After reaching the equivalence point, continual addition of acid increases the concentration of acid so that we need to calculate $[H^{+}]$ to determine $pH.$ As the concentration of $[H^{+}]$ increases upon each addition of acid, $pH$ of the reaction medium decreases.

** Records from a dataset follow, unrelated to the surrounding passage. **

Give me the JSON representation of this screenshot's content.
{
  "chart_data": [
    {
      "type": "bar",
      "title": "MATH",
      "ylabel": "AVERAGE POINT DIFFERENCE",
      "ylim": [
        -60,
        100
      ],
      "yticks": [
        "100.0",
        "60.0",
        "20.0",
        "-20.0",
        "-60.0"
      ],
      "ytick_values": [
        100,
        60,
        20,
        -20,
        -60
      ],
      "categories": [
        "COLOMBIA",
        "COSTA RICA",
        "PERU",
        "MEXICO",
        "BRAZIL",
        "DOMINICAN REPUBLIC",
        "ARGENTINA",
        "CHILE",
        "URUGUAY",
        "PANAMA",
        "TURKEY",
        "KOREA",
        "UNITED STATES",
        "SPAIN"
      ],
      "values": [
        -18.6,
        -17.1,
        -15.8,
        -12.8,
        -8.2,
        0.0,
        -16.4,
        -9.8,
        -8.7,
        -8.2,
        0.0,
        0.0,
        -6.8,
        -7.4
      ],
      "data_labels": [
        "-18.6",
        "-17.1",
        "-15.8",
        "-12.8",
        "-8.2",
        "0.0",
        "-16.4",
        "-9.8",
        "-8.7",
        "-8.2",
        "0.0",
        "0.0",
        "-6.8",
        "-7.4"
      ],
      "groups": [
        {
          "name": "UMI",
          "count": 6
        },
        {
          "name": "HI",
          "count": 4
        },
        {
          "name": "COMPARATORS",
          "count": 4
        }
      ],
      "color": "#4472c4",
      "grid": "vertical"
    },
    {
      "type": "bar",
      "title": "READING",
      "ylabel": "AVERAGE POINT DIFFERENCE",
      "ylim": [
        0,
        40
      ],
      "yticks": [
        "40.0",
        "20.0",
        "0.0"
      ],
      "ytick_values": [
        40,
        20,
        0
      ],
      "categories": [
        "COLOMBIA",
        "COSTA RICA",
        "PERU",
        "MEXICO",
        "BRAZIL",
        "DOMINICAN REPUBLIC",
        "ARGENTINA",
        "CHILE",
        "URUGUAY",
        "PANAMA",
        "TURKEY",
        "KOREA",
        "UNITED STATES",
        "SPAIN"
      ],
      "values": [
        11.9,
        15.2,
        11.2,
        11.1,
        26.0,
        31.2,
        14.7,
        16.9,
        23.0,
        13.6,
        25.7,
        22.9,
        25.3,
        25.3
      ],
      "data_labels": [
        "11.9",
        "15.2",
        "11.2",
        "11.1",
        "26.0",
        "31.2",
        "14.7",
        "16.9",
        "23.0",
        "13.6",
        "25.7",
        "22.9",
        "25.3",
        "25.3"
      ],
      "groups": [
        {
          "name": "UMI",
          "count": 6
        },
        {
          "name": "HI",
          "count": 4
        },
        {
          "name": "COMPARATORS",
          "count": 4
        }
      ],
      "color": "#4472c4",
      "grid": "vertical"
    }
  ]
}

When volume of acid added is $5.01mL$,

$\begin{array}{l}\left[H^{+}\right]=\left(\frac{0.01\text{ mL}}{55.01\text{ mL}}\right)\times 0.100M\\ =\text{ 1}\text{.82}\times {\text{10}}^{-5}M\end{array}$

Substitute the values known to determine $pH$ ,

$\begin{array}{l}pH={\text{-log[H}}^{+}\text{]}\\ \text{= -log [}1.82\times {10}^{-5}\text{] = 4}\text{.74}\end{array}$

When volume of acid added is $5.10mL$,

$\begin{array}{l}\left[H^{+}\right]=\left(\frac{0.1\text{ mL}}{55.1\text{ mL}}\right)\times 0.100M\\ =0.00018M\end{array}$

Substitute the values known to determine $pH$ ,

$\begin{array}{l}pH={\text{-log[H}}^{+}\text{]}\\ \text{= -log [}0.00018\text{] = 3}\text{.74}\end{array}$

When volume of acid added is $5.50mL$,

$\begin{array}{l}\left[H^{+}\right]=\left(\frac{0.5\text{ mL}}{55.5\text{ mL}}\right)\times 0.100M\\ =0.0009M\end{array}$

Substitute the values known to determine $pH$ ,

$\begin{array}{l}pH={\text{-log[H}}^{+}\text{]}\\ \text{= -log [}0.0009\text{] = 3}\text{.05}\end{array}$

When volume of acid added is $6.00mL$,

$\begin{array}{l}\left[H^{+}\right]=\left(\frac{1.00\text{ mL}}{56\text{ mL}}\right)\times 0.100M\\ =0.0018M\end{array}$

Substitute the values known to determine $pH$ ,

$\begin{array}{l}pH={\text{-log[H}}^{+}\text{]}\\ \text{= -log [}0.0018\text{] = 2}\text{.74}\end{array}$

When volume of acid added is $8.00mL$,

$\begin{array}{l}\left[H^{+}\right]=\left(\frac{3.00\text{ mL}}{58\text{ mL}}\right)\times 0.100M\\ =0.005M\end{array}$

Substitute the values known to determine $pH$ ,

$\begin{array}{l}pH={\text{-log[H}}^{+}\text{]}\\ \text{= -log [}0.005\text{] = 2}\text{.30}\end{array}$

When volume of acid added is $10.00mL$,

$\begin{array}{l}\left[H^{+}\right]=\left(\frac{5.00\text{ mL}}{\text{60 mL}}\right)\times 0.100M\\ =0.008M\end{array}$

Substitute the values known to determine $pH$ ,

$\begin{array}{l}pH={\text{-log[H}}^{+}\text{]}\\ \text{= -log [}0.008\text{] = 2}\text{.09}\end{array}$

The graph of $pH$ versus volume of $HCl$ is plotted as,

Figure 1

Conclusion

The $pH$ values of the reaction medium during titration of $0.0100MNaOH-0.100MHCl$ system was calculated using relevant formula.